Apache OpenOffice (AOO) Bugzilla – Issue 46015
RegEx: Allow less greedy regular expressions
Last modified: 2017-05-20 10:04:42 UTC
At the moment, regular expressions in OOo are always greedy. It would be nice to be able to make them a bit less greedy... :-) (In other regexs, this is often implemented by a Question Mark.) In combination with issue 15666, the Search-And-Replace with regular expressions would be much more powerful. For more information about the greediness of regexs, look at section 5.2 (para "And Quantifier Again") of: http://www.regenechsen.de/regex_en/regex_3_en.html <Quote> Ok, now let's move on to some special behaviour relating to quantifiers, Some of them have a 'human' peculiarity: they are greedy! You don't believe that? Well, look at the following string <g>: "The abbreviation 'ISP' stands for 'Internet Service Provider'." We want a regex that finds the text that is enclosed by inverted commas and stores it in a subpattern: "(.*)'(.*)'.*" Nothing difficult really: find everything that comes before an inverted comma, then everything in between and finally everything that follows… And? Did you try it on the regex-tester? What is in subpattern 2? "Internet Service Provider". Ooops, I expected "ISP" because it comes first in the string. :-o It is quite obvious that the first group (.*) greedily matched most of the string and left only what was at least necessary for subpattern 2 to match the whole string. Furthermore, the last element ".*" in the regex allowed 'nothing' or void to follow. Keeping this in mind: this part leads to a successful match even if nothing is to be matched. The star stands for as many appearances as there are or none at all! [...] Conclusion: Alter the Regex to "(.*?)'(.*?)'.*". </Quote>
Hi erpel, thanks for using and supporting OpenOffice.org... reassigned to requirements...

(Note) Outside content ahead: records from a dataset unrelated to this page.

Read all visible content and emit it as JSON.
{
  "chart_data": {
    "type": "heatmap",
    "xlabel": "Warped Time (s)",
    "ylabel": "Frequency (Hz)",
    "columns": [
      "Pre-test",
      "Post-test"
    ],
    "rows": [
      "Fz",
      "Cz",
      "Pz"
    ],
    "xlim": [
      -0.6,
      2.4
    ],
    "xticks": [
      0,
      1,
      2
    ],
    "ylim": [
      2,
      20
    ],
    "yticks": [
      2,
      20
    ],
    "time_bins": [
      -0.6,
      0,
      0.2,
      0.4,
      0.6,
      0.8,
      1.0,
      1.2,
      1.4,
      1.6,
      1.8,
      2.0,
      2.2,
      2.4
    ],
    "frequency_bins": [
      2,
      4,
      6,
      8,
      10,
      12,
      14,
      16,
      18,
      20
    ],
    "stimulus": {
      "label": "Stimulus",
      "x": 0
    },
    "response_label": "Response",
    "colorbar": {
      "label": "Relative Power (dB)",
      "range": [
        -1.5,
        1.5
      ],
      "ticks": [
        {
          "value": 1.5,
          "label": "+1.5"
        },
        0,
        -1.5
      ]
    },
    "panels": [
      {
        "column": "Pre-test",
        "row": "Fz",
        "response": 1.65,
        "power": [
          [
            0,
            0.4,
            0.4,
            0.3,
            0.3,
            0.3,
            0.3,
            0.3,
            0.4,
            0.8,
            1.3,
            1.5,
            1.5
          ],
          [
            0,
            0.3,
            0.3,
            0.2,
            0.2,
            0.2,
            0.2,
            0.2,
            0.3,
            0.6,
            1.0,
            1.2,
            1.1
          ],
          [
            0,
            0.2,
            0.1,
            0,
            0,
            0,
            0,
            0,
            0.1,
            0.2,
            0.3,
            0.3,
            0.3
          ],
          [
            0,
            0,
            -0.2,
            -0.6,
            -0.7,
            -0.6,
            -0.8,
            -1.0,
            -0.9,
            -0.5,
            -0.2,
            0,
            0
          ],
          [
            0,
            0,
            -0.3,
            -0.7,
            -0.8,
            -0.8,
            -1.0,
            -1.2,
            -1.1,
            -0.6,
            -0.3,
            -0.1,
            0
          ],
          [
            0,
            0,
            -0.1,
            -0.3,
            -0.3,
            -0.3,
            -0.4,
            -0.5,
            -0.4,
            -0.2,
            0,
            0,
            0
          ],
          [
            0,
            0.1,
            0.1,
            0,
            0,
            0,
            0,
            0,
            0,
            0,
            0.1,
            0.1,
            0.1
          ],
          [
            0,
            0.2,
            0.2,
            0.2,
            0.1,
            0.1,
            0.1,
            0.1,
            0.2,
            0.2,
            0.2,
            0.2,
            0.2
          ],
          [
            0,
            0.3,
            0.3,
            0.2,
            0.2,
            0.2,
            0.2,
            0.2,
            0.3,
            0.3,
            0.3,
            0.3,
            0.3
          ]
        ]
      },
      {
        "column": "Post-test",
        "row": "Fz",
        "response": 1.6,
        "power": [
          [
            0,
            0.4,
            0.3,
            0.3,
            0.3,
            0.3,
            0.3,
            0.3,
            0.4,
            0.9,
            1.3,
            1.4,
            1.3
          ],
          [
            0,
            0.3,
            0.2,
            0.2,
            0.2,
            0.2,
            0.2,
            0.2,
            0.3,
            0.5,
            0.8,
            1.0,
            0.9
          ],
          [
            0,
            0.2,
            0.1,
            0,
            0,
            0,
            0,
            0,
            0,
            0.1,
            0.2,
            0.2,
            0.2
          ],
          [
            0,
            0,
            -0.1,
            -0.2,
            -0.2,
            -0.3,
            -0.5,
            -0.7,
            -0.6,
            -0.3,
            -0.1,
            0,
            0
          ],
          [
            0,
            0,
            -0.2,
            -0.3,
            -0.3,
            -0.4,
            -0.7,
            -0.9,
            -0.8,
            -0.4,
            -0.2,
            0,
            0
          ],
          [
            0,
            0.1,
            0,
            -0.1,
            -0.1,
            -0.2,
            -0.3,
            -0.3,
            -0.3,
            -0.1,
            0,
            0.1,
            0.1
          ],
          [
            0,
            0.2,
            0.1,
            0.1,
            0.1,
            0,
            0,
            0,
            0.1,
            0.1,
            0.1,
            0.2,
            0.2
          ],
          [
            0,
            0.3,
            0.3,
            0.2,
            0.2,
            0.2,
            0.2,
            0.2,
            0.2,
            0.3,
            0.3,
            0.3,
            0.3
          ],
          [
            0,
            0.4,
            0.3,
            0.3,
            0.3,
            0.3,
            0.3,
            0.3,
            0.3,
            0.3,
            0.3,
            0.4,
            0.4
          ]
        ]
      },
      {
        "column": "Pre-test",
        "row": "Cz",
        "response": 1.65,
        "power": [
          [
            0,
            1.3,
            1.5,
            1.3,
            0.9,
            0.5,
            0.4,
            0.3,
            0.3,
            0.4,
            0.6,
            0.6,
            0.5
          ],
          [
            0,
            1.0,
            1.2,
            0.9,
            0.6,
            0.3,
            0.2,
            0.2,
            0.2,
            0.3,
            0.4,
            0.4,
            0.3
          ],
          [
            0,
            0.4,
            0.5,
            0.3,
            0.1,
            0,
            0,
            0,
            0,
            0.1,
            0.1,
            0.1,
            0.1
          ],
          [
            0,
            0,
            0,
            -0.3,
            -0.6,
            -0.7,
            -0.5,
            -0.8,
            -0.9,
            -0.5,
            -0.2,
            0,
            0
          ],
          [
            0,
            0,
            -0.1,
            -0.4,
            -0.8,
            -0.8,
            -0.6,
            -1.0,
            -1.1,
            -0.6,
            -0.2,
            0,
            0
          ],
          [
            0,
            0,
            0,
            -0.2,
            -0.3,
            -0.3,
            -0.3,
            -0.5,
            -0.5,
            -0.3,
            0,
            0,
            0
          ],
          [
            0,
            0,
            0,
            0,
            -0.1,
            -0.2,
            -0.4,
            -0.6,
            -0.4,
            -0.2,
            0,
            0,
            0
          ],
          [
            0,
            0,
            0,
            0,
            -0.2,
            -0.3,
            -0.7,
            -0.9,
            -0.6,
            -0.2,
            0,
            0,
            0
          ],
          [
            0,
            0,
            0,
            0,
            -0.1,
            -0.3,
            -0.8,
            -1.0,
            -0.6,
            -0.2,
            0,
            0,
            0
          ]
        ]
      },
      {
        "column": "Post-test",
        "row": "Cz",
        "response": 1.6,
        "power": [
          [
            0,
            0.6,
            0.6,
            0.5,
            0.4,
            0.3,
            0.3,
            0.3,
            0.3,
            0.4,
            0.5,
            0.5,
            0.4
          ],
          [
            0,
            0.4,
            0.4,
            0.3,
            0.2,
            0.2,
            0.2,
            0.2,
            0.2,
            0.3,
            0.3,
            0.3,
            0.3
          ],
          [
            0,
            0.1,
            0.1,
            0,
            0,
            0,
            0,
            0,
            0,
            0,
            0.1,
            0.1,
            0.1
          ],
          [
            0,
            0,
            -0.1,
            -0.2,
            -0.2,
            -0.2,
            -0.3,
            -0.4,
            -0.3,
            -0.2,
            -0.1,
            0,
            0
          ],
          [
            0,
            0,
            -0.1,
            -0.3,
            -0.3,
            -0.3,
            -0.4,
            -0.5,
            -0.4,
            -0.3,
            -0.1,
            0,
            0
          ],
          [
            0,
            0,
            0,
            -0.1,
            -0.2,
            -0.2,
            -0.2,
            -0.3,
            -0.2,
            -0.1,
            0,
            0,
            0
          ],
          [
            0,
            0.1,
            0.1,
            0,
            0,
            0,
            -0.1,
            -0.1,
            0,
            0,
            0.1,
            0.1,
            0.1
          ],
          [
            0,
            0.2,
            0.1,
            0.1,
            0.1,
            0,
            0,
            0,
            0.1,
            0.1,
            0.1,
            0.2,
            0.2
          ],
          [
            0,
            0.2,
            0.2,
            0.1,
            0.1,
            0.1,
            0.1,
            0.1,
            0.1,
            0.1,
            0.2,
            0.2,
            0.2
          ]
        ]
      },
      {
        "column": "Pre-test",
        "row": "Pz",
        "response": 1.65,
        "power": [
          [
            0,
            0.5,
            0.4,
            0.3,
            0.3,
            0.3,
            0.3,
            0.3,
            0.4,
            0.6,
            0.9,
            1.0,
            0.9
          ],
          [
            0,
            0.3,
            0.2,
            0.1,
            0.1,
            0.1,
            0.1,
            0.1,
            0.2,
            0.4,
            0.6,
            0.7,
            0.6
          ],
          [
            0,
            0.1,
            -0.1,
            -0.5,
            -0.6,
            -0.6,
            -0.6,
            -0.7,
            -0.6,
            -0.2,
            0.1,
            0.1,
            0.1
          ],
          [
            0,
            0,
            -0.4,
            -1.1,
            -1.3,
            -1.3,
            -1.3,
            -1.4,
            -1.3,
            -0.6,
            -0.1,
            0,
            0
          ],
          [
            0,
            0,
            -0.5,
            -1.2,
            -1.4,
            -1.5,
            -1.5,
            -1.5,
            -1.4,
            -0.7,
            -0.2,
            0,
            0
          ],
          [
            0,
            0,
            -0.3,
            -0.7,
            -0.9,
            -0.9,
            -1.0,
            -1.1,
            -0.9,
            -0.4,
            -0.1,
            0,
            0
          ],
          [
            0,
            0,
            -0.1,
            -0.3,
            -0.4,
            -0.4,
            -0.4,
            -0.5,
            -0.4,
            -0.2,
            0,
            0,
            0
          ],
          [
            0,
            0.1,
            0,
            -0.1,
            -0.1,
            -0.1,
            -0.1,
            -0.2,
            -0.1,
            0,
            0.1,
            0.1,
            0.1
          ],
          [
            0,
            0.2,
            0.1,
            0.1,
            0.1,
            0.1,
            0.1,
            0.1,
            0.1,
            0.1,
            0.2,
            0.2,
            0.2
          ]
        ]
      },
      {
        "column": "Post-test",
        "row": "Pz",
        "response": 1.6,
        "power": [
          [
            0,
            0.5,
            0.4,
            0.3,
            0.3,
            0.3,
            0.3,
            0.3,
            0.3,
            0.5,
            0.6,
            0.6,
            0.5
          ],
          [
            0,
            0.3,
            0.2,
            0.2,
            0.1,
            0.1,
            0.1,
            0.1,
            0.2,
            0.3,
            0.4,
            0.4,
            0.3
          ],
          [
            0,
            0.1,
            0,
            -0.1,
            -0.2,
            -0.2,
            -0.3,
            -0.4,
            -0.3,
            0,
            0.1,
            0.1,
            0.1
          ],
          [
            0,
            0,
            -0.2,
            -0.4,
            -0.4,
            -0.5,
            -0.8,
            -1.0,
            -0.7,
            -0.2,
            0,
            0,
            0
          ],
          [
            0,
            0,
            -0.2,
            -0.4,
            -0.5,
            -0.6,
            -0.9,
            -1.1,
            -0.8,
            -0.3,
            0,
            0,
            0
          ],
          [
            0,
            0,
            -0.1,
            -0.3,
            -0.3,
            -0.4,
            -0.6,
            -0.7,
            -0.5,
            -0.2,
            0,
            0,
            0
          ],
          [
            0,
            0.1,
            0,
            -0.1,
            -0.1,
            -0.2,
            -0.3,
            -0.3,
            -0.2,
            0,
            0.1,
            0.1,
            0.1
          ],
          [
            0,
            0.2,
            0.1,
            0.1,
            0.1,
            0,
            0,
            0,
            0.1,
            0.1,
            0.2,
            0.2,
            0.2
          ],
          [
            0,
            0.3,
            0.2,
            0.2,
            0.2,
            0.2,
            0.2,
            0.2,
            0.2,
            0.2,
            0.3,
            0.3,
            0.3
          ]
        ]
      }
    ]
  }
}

*** Issue 46015 has been confirmed by votes. ***
This is a important feature! Example: I have to search and replace expressions in double-square-brackets like [[this is some text]]. In the moment it is not possible to search for such strings if there are more than one in a paragraph! Example: in "sentence is [[123]] an so on [[456789]] etc." the search for the regex \[\[.*\]\] returns "[[123]] an so on [[456789]]" because it is "greedy". There is really urgent need for the "lazy"-operator "?".
Since Apache OpenOffice 3.4, the engine of the regular expression has been replaced with the one from ICU and more powreful. The requested function should work with it.